On March 30, 1978, a detachment of 31 people from Regiment 146, Naval Region 4, commanded by Second Lieutenant Vũ Xuân Hà, accompanied by Regiment Commander Cao Ánh Đăng aboard ship 680 of Division 128 was stationed Phan Vinh Island.

"Phan Vinh Island" as Vietnamese call it, comes from the name of the Hero of the People's Armed Forces, Lieutenant Nguyễn Phan Vinh (1933 – 1968, native of Dien Ban, Quang Nam), who was the captain of many numberless ship in the Vietnam War.

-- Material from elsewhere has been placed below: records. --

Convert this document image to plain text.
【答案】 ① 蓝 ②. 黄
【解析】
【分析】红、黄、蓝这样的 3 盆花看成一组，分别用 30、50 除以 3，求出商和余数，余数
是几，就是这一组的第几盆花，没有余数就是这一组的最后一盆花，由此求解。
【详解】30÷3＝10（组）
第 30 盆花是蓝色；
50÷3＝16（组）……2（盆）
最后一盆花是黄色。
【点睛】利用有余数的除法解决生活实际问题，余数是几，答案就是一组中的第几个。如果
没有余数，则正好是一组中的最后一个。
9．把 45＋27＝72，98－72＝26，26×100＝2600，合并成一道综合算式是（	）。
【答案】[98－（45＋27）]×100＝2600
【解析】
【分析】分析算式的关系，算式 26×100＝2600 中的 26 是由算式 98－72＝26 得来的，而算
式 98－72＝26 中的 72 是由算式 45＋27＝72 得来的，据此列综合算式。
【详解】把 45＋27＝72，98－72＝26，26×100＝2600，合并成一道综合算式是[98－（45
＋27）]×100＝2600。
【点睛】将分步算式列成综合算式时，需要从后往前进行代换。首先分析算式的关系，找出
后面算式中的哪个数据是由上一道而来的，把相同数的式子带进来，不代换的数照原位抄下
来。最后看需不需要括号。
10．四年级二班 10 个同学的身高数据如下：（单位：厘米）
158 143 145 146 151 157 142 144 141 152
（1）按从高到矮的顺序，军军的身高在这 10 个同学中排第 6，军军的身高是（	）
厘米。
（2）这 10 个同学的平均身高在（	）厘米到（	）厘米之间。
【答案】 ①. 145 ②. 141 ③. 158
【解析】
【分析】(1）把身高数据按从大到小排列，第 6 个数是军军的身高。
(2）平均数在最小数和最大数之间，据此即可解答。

In 2022, news reports indicated that the Vietnamese government was engaged in dredging and landfill operations to expand the size of Pearson Reef (Phan Vinh Island), Namyit Island, and Sand Cay. The total area of the land reclaimed of Phan Vinh Island in 2024, in this operations to be 58 hectares. From October 2023, Vietnam will begin to expand Phan Vinh B Island. In the future, the area of this island may exceed Phan Vinh Island.